Hotspots at union-level do not appear to act consistently as sources of spread over time. There is evidence to show that hotspots identified at smaller spatial scales seed transmission and drive infection as a high transmission season progresses [12]. This has been demonstrated by showing that the same households within a village experience seasonal maximums of both mosquito and parasite prevalence, despite focal vector exposure in the dry season and widespread exposure in the wet season [12, 49]. Population movement within and outside of endemic unions occurs for a variety of reasons and as such, people may travel further away than the next union, making ‘contiguous’ spread from union to union less likely.

This study has several limitations. Data were not available on different species of malaria and it may be that the patterns of hotspots for P. vivax could differ from those for P. falciparum. This analysis was conducted at union level due to the level of aggregation of available data. A similar analysis at village level may enable more precise definition of hotspots, which could be targeted for elimination. This would require collection of village level malaria and population data and GPS coordinates. At the time of writing, there was no robust and representative means to adjust for net population growth at union level since last census data collection in 2011. The national annual growth rate since 2011 is estimated at around 1%. If this applied to the unions included in this analysis, the incidence would have been slightly overestimated. The surveillance system of Bangladesh is known to underreport infections; one reason being that private health services do not report malaria cases to the national register [25]. Additionally, not every case of malaria accesses care in a way in which they are recorded in the MIS, for example if a case were to buy over-the-counter anti-malarials from a pharmacy. There is however, no published nationwide information on the proportion of cases that seek alternative and private treatment in Bangladesh.
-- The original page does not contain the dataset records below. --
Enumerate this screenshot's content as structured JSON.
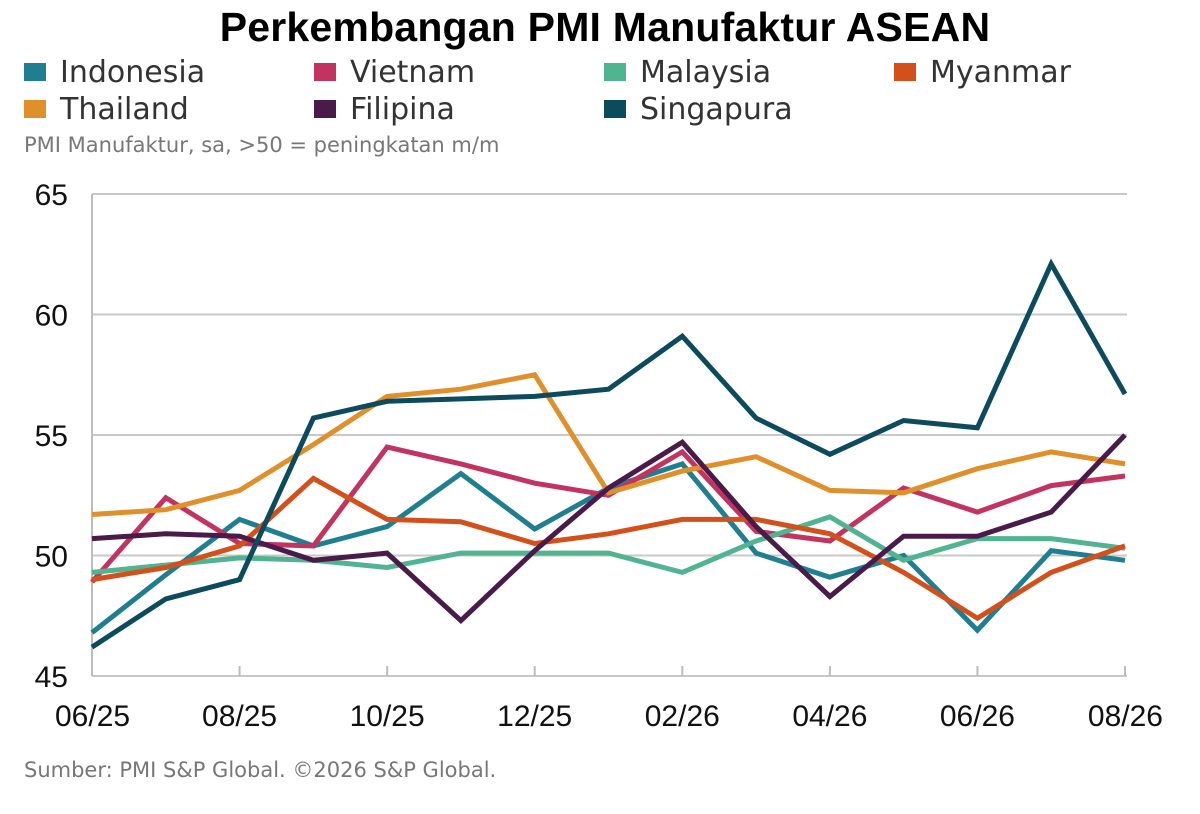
{
  "chart_data": {
    "type": "line",
    "title": "Perkembangan PMI Manufaktur ASEAN",
    "subtitle": "PMI Manufaktur, sa, >50 = peningkatan m/m",
    "source": "Sumber: PMI S&P Global. ©2026 S&P Global.",
    "x": [
      "06/25",
      "07/25",
      "08/25",
      "09/25",
      "10/25",
      "11/25",
      "12/25",
      "01/26",
      "02/26",
      "03/26",
      "04/26",
      "05/26",
      "06/26",
      "07/26",
      "08/26"
    ],
    "x_tick_labels": [
      "06/25",
      "08/25",
      "10/25",
      "12/25",
      "02/26",
      "04/26",
      "06/26",
      "08/26"
    ],
    "ylim": [
      45,
      65
    ],
    "y_ticks": [
      45,
      50,
      55,
      60,
      65
    ],
    "grid": true,
    "legend_position": "top",
    "series": [
      {
        "name": "Indonesia",
        "color": "#1f7f91",
        "values": [
          46.8,
          49.2,
          51.5,
          50.4,
          51.2,
          53.4,
          51.1,
          52.8,
          53.8,
          50.1,
          49.1,
          50.0,
          46.9,
          50.2,
          49.8
        ]
      },
      {
        "name": "Vietnam",
        "color": "#c2345f",
        "values": [
          48.9,
          52.4,
          50.5,
          50.4,
          54.5,
          53.8,
          53.0,
          52.5,
          54.3,
          51.0,
          50.6,
          52.8,
          51.8,
          52.9,
          53.3
        ]
      },
      {
        "name": "Malaysia",
        "color": "#4fb48f",
        "values": [
          49.3,
          49.6,
          49.9,
          49.8,
          49.5,
          50.1,
          50.1,
          50.1,
          49.3,
          50.6,
          51.6,
          49.8,
          50.7,
          50.7,
          50.3
        ]
      },
      {
        "name": "Myanmar",
        "color": "#d4501a",
        "values": [
          49.0,
          49.5,
          50.4,
          53.2,
          51.5,
          51.4,
          50.5,
          50.9,
          51.5,
          51.5,
          50.9,
          49.3,
          47.4,
          49.3,
          50.4
        ]
      },
      {
        "name": "Thailand",
        "color": "#e0902b",
        "values": [
          51.7,
          51.9,
          52.7,
          54.6,
          56.6,
          56.9,
          57.5,
          52.6,
          53.5,
          54.1,
          52.7,
          52.6,
          53.6,
          54.3,
          53.8
        ]
      },
      {
        "name": "Filipina",
        "color": "#4a1a4a",
        "values": [
          50.7,
          50.9,
          50.8,
          49.8,
          50.1,
          47.3,
          50.2,
          52.8,
          54.7,
          51.2,
          48.3,
          50.8,
          50.8,
          51.8,
          55.0
        ]
      },
      {
        "name": "Singapura",
        "color": "#0c4a5e",
        "values": [
          46.2,
          48.2,
          49.0,
          55.7,
          56.4,
          56.5,
          56.6,
          56.9,
          59.1,
          55.7,
          54.2,
          55.6,
          55.3,
          62.1,
          56.7
        ]
      }
    ]
  }
}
The proportion of total malaria cases managed by the private sector (non-governmental, non-NGO) is thought to be an additional 1–10% on top of public sector cases (personal communication, NMEP). The micro-stratified dataset was from non-urban settings collected exclusively by the BLNC. This will have led to under-estimation of incidence rates as, for example, 17% of total cases in the CHTs were diagnosed by governmental healthcare workers from 2013 to 2016 (unpublished data, NMEP). Additionally, subclinical and submicroscopic infection not detected by routine surveillance play an important role in the malaria burden of Bangladesh, in terms of morbidity and infectious reservoir [35, 50, 51]. Finally, BRAC operates in non-urban settings where the incidence of malaria is likely to be higher than in other areas.

Conclusions

The results of this study show that malaria in Bangladesh exhibited seasonal, hypoendemic transmission principally occurring in geographic hotspots and that these hotspots remained conserved over time. A small proportion of the population living in defined areas accounted for most malaria cases in Bangladesh. Stable hotspots had a modest predictive capability over the 4 years and this capability could be used to predict the occurrence of future hotspots. Having identified temporal and spatial clusters of malaria incidence, further studies are now required to understand the vector, sociodemographic and disease dynamics within these clusters. Given the low caseloads occurring in the low transmission seasons, and the conserved nature of malaria hotspots, these areas may be highly susceptible to interventions that interrupt transmission. Intense technical effort, political will and financial investment will be required as Bangladesh approaches its elimination target; directing more resources towards the identified areas may be an efficient way to achieve this target.